“We’re not like other people,” said Doug. “How so?” I asked. “Well, there was kangaroo dung everywhere beside the creek when I got water out for us to drink, and we just drank the water.”
It’s true, as a rule, we don’t worry about stuff like that. Sure, we avoid skanky pools full of cow shit, but a small creek in the middle of bushland with clear water, and we’ll drink the water without treatment. After 40 years of this practice, neither of us have ever got sick which speaks to either gut acculturation, anti-fragility, or luck. Once, on a sea kayak trip, our friends assiduously treated all the water they got from rain water tanks with a steri-pen while chomping down on Tim Tams and lollies. The point escaped me.
We’ve walked into Big Creamy Flats to hike Mount Namadgi in Namadgi National Park. Of course, simply saying “we walked into Big Creamy Flats” does not describe the walk in, which involves one kilometre walking on a mowed trail across the Bogong Creek grasslands followed by a ten kilometre bushwack. The first two kilometres is relatively easy, although, since the bridge over Bogong Creek was pulled there is a mandatory boots and even trousers off creek crossing. But there is a very old vehicle track that runs about a kilometre up Middle Creek which allows an “easing in” to the bushwacking.

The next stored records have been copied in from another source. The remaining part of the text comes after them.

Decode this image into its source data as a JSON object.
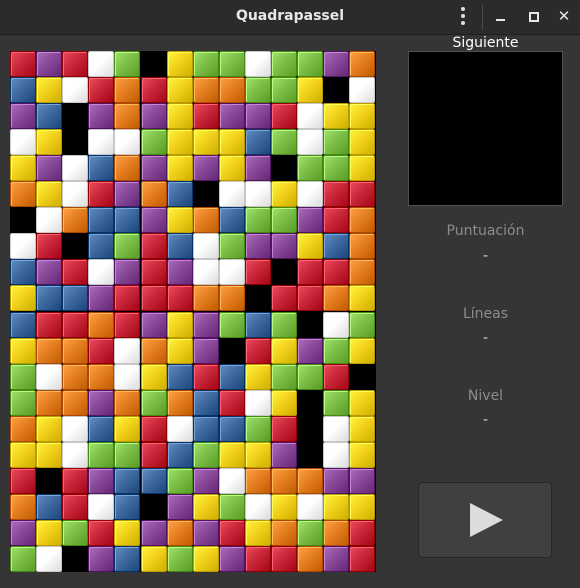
{
  "window": {
    "title": "Quadrapassel"
  },
  "panel": {
    "next_label": "Siguiente",
    "score_label": "Puntuación",
    "score_value": "-",
    "lines_label": "Líneas",
    "lines_value": "-",
    "level_label": "Nivel",
    "level_value": "-"
  },
  "icons": {
    "menu": "menu-icon",
    "minimize": "minimize-icon",
    "maximize": "maximize-icon",
    "close": "close-icon",
    "play": "play-icon"
  },
  "colors": {
    "R": "#c8283a",
    "P": "#8a4a9a",
    "W": "#ffffff",
    "G": "#7cc04a",
    "Y": "#f2d21c",
    "O": "#e57f22",
    "B": "#3e6aa0",
    "K": "#000000"
  },
  "board": {
    "columns": 14,
    "rows": 20,
    "cells": [
      "RPRWGKYGGWGGPO",
      "BYWRORYOOGGYKW",
      "PBKPOPYRPPRWYY",
      "WYKWWGYYYBGWGY",
      "YPWBOPYPYPKGGY",
      "OYWRPOBKWWYWRR",
      "KWOBBPYOBGGPRO",
      "WRKBGRBWGPPYBO",
      "BPRWPRPWWRKRRO",
      "YBBPRRROOKRROY",
      "BRRORPYPGBGKWG",
      "YOORWOYPKRYPGY",
      "GWOOWYBRBYGGRK",
      "GOOPOGOBRWYKGY",
      "OYWBYRWBBGRKWY",
      "YYWGGRBGYYPKWY",
      "RKRPBBGPWOOOPP",
      "OBRWBKPYGWYWYY",
      "PYGRYPOPRYOGOR",
      "GWKPBYGYPRROPR"
    ]
  }
}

For whatever reason, as you progress northwest up Middle Creek, the bushwacking gets worse. Some big boulders delay progress, not because they are large but because they are big and brushy. There are multiple side creeks to cross where the ground is boggy and thigh high thickets of sedgy grass proliferate. Somewhere around the four to five hour mark we both realise our hip flexors are tiring. That’s the thing about this kind of bush-wacking, each step is a high step, and the only people used to high stepping for hours are members of the Ministry of Silly Walks.

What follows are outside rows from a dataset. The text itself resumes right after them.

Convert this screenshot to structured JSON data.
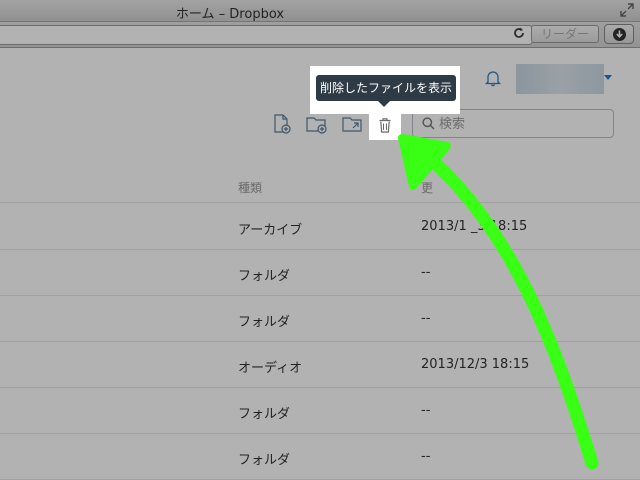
{
  "window": {
    "title": "ホーム – Dropbox"
  },
  "toolbar": {
    "reader_label": "リーダー"
  },
  "search": {
    "placeholder": "検索"
  },
  "tooltip": {
    "text": "削除したファイルを表示"
  },
  "icons": {
    "reload": "reload-icon",
    "download": "download-icon",
    "fullscreen": "fullscreen-icon",
    "bell": "bell-icon",
    "new_file": "new-file-icon",
    "new_folder": "new-folder-icon",
    "shared_folder": "shared-folder-icon",
    "trash": "trash-icon",
    "search": "search-icon"
  },
  "table": {
    "columns": [
      "種類",
      "更"
    ],
    "rows": [
      {
        "kind": "アーカイブ",
        "modified": "2013/1 _3 18:15"
      },
      {
        "kind": "フォルダ",
        "modified": "--"
      },
      {
        "kind": "フォルダ",
        "modified": "--"
      },
      {
        "kind": "オーディオ",
        "modified": "2013/12/3 18:15"
      },
      {
        "kind": "フォルダ",
        "modified": "--"
      },
      {
        "kind": "フォルダ",
        "modified": "--"
      }
    ]
  },
  "colors": {
    "accent": "#1f7ed6",
    "arrow": "#39ff14",
    "tooltip_bg": "#2e3a45"
  }
}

Our time to Big Creamy Flats seems about usual, 6 to 6.5 hours from the car, and it is wonderful to finally break out of the trees at 1500 metres to a sunny valley with ridges of granite boulders to the north and south. We have time for a mug of tea and a short laze by the tent before the sun dips below the ridges and the temperature falls.
In the morning, we walk half a kilometre around the southern edge of Big Creamy Flats until we are near a minor creek draining the ridge of Mount Namadgi. More bushwacking to the summit, until around the 1700 to 1750 metre level where the bush eases back to low sub-alpine growth and there are large granite slabs to walk up. The peaks along the boundaries of the ACT are not high enough to have true alpine terrain with easy walking. More common is a bush thrash until very near the summit.
Our initial plan had been to spend a second night camped at Big Creamy Flats and I had been looking at the ridge opposite to see what might be the best route up, but we have errands to run in Canberra before driving home and decide we will walk half way out breaking the unpleasant bushwack into two parts.
Back at the tent, we drink tea, pack up our gear and begin the walk back. It’s impossible to find the “best route” and a couple of times we end up too high, in fields of big boulders, other times, we are a little too low and mired in boggy grasslands, but, eventually we find a grassy area beside a small side creek and find a camp for the night.
The final kilometre or so of bushwacking passes relatively easily and we are back at the crossing of Middle Creek and soon after that the grasslands, Bogong Creek and the car. At a picnic bench at the car park we brew coffee, eat a second breakfast and enjoy a last view up Middle Creek to Mount Namadgi.